Chicago’s Thomas More Society, a conservative legal organization that protested the Obergefell decision as “sheer judicial activism and politics run amok,” declined to comment on whether it should be revisited.

“Today is about the binding majority opinion, not the various concurrences and dissents,” senior counsel Peter Breen said in a statement. “As for Justice Thomas, he agreed that the majority opinion — which he joined — doesn’t impact any of those other decisions, as abortion is unique because there are two lives involved.”

Northwestern University law professor Ronald Allen said he didn’t think the court decisions dealing with same-sex marriage and consensual sexual relations were in jeopardy, given the broad range of legal issues entwined within them.

“These cases involve subtle and complex and ambiguous questions,” he said. “They won’t be straightforward or able to be dispatched with a magic bullet.”

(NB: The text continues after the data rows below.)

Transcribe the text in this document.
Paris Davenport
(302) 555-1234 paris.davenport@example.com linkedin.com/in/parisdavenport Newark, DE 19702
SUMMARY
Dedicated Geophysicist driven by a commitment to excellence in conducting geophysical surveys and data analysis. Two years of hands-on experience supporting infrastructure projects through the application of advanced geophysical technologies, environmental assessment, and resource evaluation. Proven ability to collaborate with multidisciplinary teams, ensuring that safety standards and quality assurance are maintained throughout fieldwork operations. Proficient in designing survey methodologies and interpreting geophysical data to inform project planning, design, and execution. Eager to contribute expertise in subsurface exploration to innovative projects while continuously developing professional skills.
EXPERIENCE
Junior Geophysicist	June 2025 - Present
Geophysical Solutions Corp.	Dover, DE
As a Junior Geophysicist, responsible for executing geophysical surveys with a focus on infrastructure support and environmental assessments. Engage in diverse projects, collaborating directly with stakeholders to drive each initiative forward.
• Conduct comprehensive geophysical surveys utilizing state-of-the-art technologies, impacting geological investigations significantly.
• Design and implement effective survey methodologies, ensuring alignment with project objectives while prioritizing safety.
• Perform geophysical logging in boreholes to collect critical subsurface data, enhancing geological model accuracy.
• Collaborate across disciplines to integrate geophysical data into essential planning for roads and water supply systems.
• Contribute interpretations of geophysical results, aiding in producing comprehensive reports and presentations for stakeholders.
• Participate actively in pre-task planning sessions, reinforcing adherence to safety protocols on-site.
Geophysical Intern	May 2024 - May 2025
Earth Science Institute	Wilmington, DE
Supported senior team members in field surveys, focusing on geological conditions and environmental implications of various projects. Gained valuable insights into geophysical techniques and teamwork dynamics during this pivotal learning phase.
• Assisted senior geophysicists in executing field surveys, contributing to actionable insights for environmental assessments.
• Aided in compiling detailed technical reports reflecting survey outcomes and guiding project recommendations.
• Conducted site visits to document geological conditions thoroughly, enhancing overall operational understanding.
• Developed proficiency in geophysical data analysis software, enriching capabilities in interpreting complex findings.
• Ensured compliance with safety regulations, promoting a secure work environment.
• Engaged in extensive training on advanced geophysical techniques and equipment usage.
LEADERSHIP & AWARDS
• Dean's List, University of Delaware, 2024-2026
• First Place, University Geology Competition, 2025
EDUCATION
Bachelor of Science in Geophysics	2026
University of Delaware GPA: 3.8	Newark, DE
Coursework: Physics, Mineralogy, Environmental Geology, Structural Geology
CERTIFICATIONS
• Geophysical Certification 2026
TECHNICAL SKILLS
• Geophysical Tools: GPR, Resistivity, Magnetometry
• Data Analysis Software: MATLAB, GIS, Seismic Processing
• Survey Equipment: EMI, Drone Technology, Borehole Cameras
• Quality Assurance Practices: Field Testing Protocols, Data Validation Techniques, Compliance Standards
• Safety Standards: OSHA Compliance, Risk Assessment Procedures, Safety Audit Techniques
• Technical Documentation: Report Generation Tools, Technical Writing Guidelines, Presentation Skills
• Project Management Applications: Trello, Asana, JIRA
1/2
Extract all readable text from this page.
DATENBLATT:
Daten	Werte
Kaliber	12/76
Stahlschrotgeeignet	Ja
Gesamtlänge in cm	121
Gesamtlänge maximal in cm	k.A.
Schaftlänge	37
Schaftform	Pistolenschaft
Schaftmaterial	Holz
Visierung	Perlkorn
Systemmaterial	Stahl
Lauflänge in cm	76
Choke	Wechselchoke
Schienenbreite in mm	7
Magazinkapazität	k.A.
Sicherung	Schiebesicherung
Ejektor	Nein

He identified a different decision the justices might go after — Miranda v. Arizona, which requires police to advise suspects of their right to remain silent (the court put new limits on it Thursday). That has been a longtime target of conservative lawmakers, he said, and like Roe, it has been criticized as an example of legislating from the bench.

While Illinois and other blue states have strong abortion protections, some Republicans have said they want to push for a national ban. Case said the Dobbs decision doesn’t rule that out.

“(The conservative majority) is now at the point where the raw exercise of power is enough for them,” she said. “Giving reasons, let alone good ones, doesn’t seem to be part of the project.”

Tribune reporter Angie Leventis Lourgos contributed.